My daughter had an errand to run last evening and she took me along for the ride down the coast. That's a view of our town, above, looking north from the southern border. The wind blew at a good clip all day and raised ruffles across the ocean's surface, as far as the eye could see.

During a brief stop for burritos, an aquarium bound fish exchanged looks with me.

Tuesday, April 13, 2010

Pie Town



Of the tens of thousands of photographs of the Great Depression in the collection of the Library of Congress, only 1,616 are in color.

These were taken in Pie Town, New Mexico by Russell Lee in October, 1940, as the Great Depression had been grinding along for a decade. Pie Town was a community of 200 migrant farm families who relocated there from Texas and Oklahoma and staked claims as homesteaders.



At the top, friends gathered for the New Mexico Fair, and above, bowed their heads and said grace before a free barbeque meal.



Mr. and Mrs. Jim Norris, homesteaders, posed for Russell Lee, who was dispatched by the Farm Services Administration to make a photographic record of life in the United States during the Depression years.



The filling station in Pie Town, above. Below, Mrs. Bill Stagg and the states quilt she made. The caption to the picture reads in part "...she helps her husband in the fields plowing, planting, weeding corn and harvesting beans. She quilts during the noon hour."

Monday, April 12, 2010

100 Years Ago In The West



This picture, circa 1902, is from a collection of historical photographs in Colorado. The photographer, William Henry Jackson, titled it "True Lovers Of The Muse".

Sunday, April 11, 2010

Thomas Decides



Not much outdoors gets past Thomas, the cat who visits. If a dog is being walked by, he stops to give it a stare. A bird swooping down to the bird bath generates a tail twitch. Each fresh gopher mound merits close inspection. He stays busy this time of year, monitoring his turf.

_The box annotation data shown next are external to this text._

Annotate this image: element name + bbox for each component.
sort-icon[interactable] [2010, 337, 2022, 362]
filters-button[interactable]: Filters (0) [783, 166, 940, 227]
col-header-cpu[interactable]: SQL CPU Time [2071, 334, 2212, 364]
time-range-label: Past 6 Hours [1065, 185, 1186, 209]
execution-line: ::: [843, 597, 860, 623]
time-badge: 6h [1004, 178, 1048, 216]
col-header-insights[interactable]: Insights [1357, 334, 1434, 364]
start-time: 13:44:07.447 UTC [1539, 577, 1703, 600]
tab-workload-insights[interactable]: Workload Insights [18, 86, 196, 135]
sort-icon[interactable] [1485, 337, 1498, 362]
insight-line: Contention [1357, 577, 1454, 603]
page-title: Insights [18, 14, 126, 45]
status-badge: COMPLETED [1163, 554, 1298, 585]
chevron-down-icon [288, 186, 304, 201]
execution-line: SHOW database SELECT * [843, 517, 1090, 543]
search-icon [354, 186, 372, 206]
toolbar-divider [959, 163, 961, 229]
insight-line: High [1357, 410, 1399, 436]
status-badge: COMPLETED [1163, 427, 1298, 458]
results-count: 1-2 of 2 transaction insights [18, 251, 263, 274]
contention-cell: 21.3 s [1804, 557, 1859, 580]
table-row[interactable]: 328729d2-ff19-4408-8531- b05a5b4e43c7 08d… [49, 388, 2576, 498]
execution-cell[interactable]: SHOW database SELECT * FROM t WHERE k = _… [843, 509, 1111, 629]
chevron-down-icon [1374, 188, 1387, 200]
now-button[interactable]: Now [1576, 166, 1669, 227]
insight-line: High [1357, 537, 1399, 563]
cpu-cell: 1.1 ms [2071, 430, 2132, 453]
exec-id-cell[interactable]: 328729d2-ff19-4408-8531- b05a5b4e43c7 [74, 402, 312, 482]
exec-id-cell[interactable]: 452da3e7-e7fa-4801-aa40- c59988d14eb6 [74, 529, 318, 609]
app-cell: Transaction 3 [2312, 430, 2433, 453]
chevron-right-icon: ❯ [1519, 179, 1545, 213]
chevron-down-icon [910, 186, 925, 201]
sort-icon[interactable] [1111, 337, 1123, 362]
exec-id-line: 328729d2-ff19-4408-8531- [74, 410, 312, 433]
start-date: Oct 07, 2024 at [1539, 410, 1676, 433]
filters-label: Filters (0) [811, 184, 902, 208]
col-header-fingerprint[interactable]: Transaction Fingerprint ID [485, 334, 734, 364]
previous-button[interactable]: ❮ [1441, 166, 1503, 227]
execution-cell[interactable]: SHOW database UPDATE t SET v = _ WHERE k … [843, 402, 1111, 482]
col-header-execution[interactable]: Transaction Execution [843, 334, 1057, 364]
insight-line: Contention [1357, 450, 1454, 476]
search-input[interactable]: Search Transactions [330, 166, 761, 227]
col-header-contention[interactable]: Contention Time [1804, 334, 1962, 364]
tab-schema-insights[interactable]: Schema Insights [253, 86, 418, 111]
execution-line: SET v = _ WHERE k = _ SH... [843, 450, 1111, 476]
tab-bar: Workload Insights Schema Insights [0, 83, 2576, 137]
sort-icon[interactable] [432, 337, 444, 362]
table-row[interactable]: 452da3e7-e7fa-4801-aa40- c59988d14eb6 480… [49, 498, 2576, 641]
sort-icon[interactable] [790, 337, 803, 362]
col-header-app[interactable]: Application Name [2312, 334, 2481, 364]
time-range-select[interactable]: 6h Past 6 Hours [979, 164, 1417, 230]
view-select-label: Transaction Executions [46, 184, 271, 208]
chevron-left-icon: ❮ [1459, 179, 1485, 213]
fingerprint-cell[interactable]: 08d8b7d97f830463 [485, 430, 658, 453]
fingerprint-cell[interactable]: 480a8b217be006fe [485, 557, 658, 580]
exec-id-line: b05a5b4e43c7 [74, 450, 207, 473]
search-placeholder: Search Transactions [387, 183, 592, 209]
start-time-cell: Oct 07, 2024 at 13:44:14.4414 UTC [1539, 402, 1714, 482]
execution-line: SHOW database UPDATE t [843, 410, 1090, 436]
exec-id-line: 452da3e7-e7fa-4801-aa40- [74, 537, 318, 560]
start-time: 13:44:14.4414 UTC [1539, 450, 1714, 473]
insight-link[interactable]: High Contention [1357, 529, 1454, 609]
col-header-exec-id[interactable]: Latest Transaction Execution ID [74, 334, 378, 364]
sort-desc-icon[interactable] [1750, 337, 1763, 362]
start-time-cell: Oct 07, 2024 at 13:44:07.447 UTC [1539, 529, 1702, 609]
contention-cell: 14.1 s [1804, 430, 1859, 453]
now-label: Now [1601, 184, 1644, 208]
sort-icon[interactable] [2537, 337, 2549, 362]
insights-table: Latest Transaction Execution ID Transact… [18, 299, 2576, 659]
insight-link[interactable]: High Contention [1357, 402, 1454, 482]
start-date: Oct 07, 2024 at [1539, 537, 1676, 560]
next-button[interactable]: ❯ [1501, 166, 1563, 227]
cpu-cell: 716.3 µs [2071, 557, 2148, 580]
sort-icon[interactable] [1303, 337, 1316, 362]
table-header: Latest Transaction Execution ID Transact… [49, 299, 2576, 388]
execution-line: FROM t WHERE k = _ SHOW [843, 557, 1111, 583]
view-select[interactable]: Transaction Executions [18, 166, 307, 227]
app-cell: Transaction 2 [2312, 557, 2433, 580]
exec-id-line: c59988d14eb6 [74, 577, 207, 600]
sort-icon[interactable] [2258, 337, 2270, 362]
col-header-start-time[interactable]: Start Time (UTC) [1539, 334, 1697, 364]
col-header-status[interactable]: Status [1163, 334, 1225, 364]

Above, he paused in the late afternoon sun, deciding where to turn his attention next.

Saturday, April 10, 2010

American Country Stores ~ #3 In A Series



This country store in Centerville, Arkansas had a makeshift lunch counter, shown above. The back of the store was a doctor's office, shown below, where medicines and cures were dispensed.

Marion Post Wolcott shot the pictures in May, 1940 for the Office of War Information.

Friday, April 9, 2010

On The Beach



Earlier this week, low tides, unseasonably warm weather and offshore winds made for a perfect day for a walk along the shore. The winds were strong enough to blow this lady bug and a few of its brethren off course - out of peoples' gardens and onto the sand. The beach is pretty slim pickings for creatures such as these, so hopefully, as the winds abated in the evening, it was able to find the way back to greener pastures.

Thursday, April 8, 2010

Spring At The Fruit Stand



A trip to our local fruit stand is always a treat for the senses. The proprietor stocks the freshest fruits and vegetables around, with lots picked fresh every morning and grown just over the hill from here. They're so enthusiastic about their asparagus, they threw in an extra "s".



Half the fruit stand is given over to flowers, also grown locally. Below is a group of proteas, looking like exploding fireworks.



We have several local commercial growers of orchids. They're popular in leis at prom time and for weddings.